Your average doesn't just improve on its own. And it may not even improve with overall increased training volume. Improving your average training days happens through external or internal factors.

External Factors

This is what you can do for yourself that will improve your training:

Hire a coach

You may need a second set of eyes examining what you're doing and improving on your plan. This is especially true if you never change anything in your workouts. Having someone either write a program based on what you can do, or having them with you a couple times a week will help you make the most out of average days.

Eat better

If you want to feel good and actually look better you need to start caring about your food. Eating well, and eating enough to support your goals, will work wonders. This may require tracking for a period of time. It can bring your training to superhuman levels.
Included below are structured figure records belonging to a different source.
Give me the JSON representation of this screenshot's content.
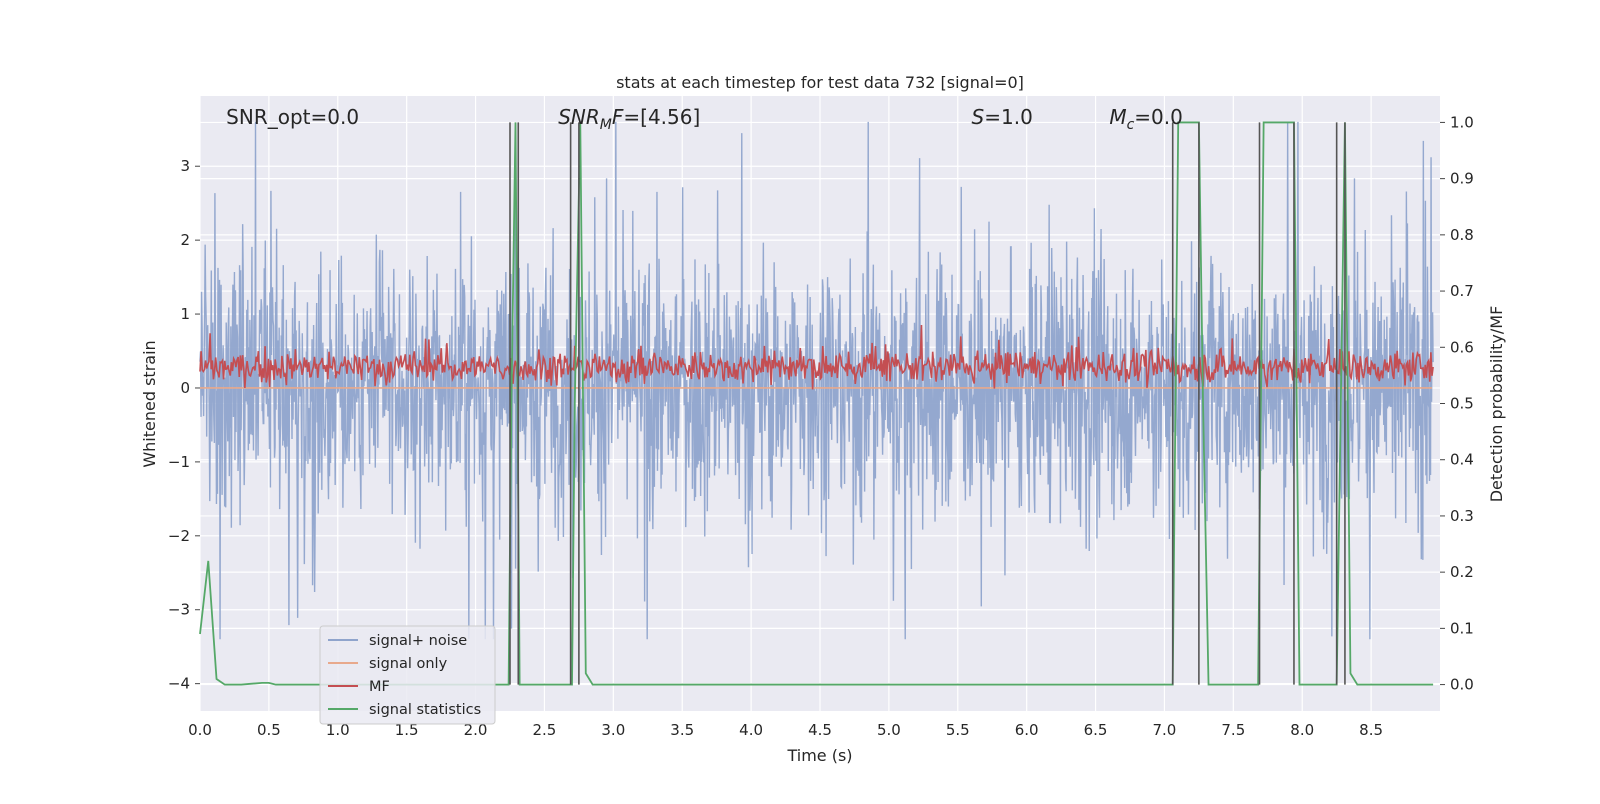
{
  "chart_data": {
    "type": "line",
    "title": "stats at each timestep for test data 732 [signal=0]",
    "xlabel": "Time (s)",
    "ylabel_left": "Whitened strain",
    "ylabel_right": "Detection probability/MF",
    "xlim": [
      0.0,
      9.0
    ],
    "ylim_left": [
      -4.37,
      3.95
    ],
    "ylim_right": [
      -0.047,
      1.047
    ],
    "x_ticks": [
      "0.0",
      "0.5",
      "1.0",
      "1.5",
      "2.0",
      "2.5",
      "3.0",
      "3.5",
      "4.0",
      "4.5",
      "5.0",
      "5.5",
      "6.0",
      "6.5",
      "7.0",
      "7.5",
      "8.0",
      "8.5"
    ],
    "y_ticks_left": [
      "3",
      "2",
      "1",
      "0",
      "−1",
      "−2",
      "−3",
      "−4"
    ],
    "y_ticks_right": [
      "1.0",
      "0.9",
      "0.8",
      "0.7",
      "0.6",
      "0.5",
      "0.4",
      "0.3",
      "0.2",
      "0.1",
      "0.0"
    ],
    "grid": true,
    "legend_position": "lower-left",
    "annotations": [
      {
        "text": "SNR_opt=0.0",
        "x": 0.19
      },
      {
        "text": "SNR_MF=[4.56]",
        "x": 2.6
      },
      {
        "text": "S=1.0",
        "x": 5.6
      },
      {
        "text": "M_c=0.0",
        "x": 6.6
      }
    ],
    "series": [
      {
        "name": "signal+ noise",
        "axis": "left",
        "color": "#8fa4cc",
        "kind": "noise",
        "approx_range": [
          -3.4,
          3.6
        ],
        "typical_std": 0.85
      },
      {
        "name": "signal only",
        "axis": "left",
        "color": "#e8a98c",
        "x": [
          0.0,
          9.0
        ],
        "values": [
          0.0,
          0.0
        ]
      },
      {
        "name": "MF",
        "axis": "left",
        "color": "#c44e52",
        "kind": "noise",
        "approx_mean": 0.28,
        "approx_range": [
          -0.02,
          1.0
        ]
      },
      {
        "name": "signal statistics",
        "axis": "right",
        "color": "#55a868",
        "x": [
          0.0,
          0.06,
          0.12,
          0.18,
          0.3,
          0.45,
          0.5,
          0.55,
          0.7,
          1.0,
          1.5,
          2.0,
          2.24,
          2.26,
          2.29,
          2.32,
          2.35,
          2.5,
          2.7,
          2.72,
          2.76,
          2.8,
          2.85,
          3.0,
          4.0,
          5.0,
          6.0,
          7.0,
          7.06,
          7.1,
          7.12,
          7.25,
          7.28,
          7.32,
          7.5,
          7.68,
          7.72,
          7.94,
          7.98,
          8.1,
          8.25,
          8.28,
          8.31,
          8.35,
          8.4,
          8.95
        ],
        "values": [
          0.09,
          0.22,
          0.01,
          0.0,
          0.0,
          0.003,
          0.003,
          0.0,
          0.0,
          0.0,
          0.0,
          0.0,
          0.0,
          0.5,
          1.0,
          0.0,
          0.0,
          0.0,
          0.0,
          0.5,
          1.0,
          0.02,
          0.0,
          0.0,
          0.0,
          0.0,
          0.0,
          0.0,
          0.0,
          1.0,
          1.0,
          1.0,
          0.5,
          0.0,
          0.0,
          0.0,
          1.0,
          1.0,
          0.0,
          0.0,
          0.0,
          0.5,
          1.0,
          0.02,
          0.0,
          0.0
        ]
      }
    ],
    "vertical_markers": {
      "color": "#555555",
      "x": [
        2.25,
        2.31,
        2.69,
        2.75,
        7.06,
        7.25,
        7.69,
        7.94,
        8.25,
        8.31
      ]
    }
  }
}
Focus more on rest and recovery

Prioritize sleep. It affects how well you can do everything else – from training and performance to diet and immunity. Recovery happens when we decrease our stress and allow our body to heal. If we don't have the ability to bring our stress down to a manageable level, we're going to get injured, be constantly fatigued, and live with a lot more 1-rated workouts. Improve your sleep by limiting your screen time before bed and blacking out your bedroom. Aim for 7-8 hours of sleep.

Soft tissue work

From stretching to foam rolling to massage therapy – when used appropriately, it's all good. There's something therapeutic about doing all these modalities. Don't focus so much on increasing range of motion with all of these. The range of motion improvement ends up being minimal. That'll happen naturally, but all of these will allow your muscles to just relax as well. And the regular practice of these will help to decrease stress.

Internal Factors

This is what's going on inside your head – your focus, intention, and perspective on training. This can be just as important as any external factor.

Know your focus.

If your focus is strength, do you have a cue to help you make each rep easier? It could be squeezing the lats in the deadlift, or keeping the tension on your glutes instead of the lower back. And HOW do you plan to do each set? Focus on trying to make the next set feel or look easier than you did the last time. If your goal is bigger muscles, focus on feeling the muscles work during each rep.

Visualize.

Before going for the heavy weights, do you see yourself making the lift? Or do you see yourself failing the reps? Spend 10 seconds before your lift visualizing perfect, aggressive reps. This can make a huge difference in the quality and consistency of your training.

Develop a killer instinct.

Have you ever seen a nature documentary where a lion is hunting a gazelle? What happens? It absolutely decimates the gazelle. Why? He has a killer instinct. Nothing will stop him in this pursuit of the gazelle. By developing that killer instinct in yourself, where nothing is going to destroy your drive or focus, you're going to see your average training sessions improve.

Remember, these average workouts will determine your training future. Don't rely on the perfect days where everything in your life and training lines up. Make the most of your average days, day in and day out, and you'll see that what you used to be able to do on awesome days are now things you can do any old day of the week.